Onay yasasının mecliste oylanacağı günün sabahı, gençler meclis önünde toplanmaya başladı. Gün içerisinde kamu ve özel sektör çalışanları da katıldı (görüşmelere rağmen grev ilan edilmemişti). Öğleden sonra 4’te milletvekili ve kampanya sözcülerinden Zeki Çeler konuşmasına başladı. Oylamayı ertelemek için uzun bir konuşma hazırlamıştı. 8 saatlik konuşması boyunca dışarıdaki kalabalık davullar ve sloganlarla onu destekledi. Çeler’in konuşmasının 7’nci saatine girilirken, Cumhurbaşkanı Akıncı meclise çağrı yaparak “daha fazla huzursuzluk yaşanmaması için” oylamanın ertelenmesi ve ertesi gün sabah mecliste temsil edilen tüm siyasi partilerin Cumhurbaşkanlığında kendisi ile görüşmesini talep etti.
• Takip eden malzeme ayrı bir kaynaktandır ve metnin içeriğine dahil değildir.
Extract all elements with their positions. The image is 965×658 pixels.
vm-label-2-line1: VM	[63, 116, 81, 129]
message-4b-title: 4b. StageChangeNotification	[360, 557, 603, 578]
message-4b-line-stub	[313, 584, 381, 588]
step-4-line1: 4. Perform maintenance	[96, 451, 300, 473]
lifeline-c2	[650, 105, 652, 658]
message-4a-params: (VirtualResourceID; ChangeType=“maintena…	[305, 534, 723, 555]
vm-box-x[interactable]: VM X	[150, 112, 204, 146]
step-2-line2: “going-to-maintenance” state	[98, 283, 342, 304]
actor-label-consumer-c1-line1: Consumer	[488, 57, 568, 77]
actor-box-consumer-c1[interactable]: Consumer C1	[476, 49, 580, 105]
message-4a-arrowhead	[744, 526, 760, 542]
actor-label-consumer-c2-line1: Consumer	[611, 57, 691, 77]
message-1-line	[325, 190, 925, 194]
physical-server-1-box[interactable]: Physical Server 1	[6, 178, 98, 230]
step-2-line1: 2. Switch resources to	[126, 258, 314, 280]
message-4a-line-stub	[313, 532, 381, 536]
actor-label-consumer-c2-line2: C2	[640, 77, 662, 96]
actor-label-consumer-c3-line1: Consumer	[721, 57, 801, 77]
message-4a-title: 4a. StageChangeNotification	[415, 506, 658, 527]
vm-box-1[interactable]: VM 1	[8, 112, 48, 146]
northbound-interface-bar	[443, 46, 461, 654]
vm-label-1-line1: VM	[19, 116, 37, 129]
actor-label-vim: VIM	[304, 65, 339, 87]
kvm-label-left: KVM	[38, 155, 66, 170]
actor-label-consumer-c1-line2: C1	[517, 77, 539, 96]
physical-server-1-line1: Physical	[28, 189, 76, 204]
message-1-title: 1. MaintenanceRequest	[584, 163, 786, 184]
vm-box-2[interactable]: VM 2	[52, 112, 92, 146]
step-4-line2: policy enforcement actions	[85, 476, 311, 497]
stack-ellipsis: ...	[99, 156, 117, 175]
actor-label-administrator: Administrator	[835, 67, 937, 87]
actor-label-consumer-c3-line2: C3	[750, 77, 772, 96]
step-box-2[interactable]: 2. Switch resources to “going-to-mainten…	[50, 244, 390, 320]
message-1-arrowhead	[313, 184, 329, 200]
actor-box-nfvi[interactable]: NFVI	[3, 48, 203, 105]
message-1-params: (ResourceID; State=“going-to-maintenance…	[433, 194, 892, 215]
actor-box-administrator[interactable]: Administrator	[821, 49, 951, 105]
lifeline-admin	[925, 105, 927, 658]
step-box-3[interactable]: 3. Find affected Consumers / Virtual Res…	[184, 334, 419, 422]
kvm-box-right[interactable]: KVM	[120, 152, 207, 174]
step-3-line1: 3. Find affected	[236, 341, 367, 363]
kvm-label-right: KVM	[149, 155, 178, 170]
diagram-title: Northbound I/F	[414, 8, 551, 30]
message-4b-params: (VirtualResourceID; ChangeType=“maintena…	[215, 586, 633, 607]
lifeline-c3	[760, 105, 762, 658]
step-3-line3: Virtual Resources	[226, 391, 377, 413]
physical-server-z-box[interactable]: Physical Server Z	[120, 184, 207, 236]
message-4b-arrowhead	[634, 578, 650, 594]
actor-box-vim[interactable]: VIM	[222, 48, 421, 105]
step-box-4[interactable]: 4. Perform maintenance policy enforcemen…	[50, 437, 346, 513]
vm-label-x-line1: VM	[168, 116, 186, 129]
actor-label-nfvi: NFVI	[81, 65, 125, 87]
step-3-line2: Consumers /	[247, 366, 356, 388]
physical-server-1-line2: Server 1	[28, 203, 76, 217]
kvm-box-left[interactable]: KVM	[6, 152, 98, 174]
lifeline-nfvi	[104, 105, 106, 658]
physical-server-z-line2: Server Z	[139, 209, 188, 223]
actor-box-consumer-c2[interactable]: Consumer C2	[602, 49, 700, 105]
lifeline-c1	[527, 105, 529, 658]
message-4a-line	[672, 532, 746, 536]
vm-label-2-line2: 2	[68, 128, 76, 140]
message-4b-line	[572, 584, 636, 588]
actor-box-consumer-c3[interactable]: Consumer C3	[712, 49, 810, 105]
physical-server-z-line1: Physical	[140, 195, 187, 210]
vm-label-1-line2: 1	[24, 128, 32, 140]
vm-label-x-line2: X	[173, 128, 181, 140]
Bu çağrı dikkate alınmayarak 27 evet (UBP, DP ve bağımsızlar) 17 hayır ile (TDP, CTP) yasa meclisten geçirildi.

Şimdi Kıbrıslı Türk gençliği Akıncı’nın yasayı Anayasa Mahkemesine gönderme yetkisini kullanıp kullanmayacağını bekliyor. Sonuç ne olursa olsun, gençlik uyuyan toplumu uyandırdı ve yenilmişlik psikolojisini silkip attı. Artık gelecekteki mücadeleler için umudumuz var. Bu daha başlangıç.
Not: Yazı yazıldığı tarihte henüz Cumhurbaşkanı yasayı Anayasa mahkemesine göndermemiş ve 17 Haziran’daki tarihi eylem yapılmamıştı.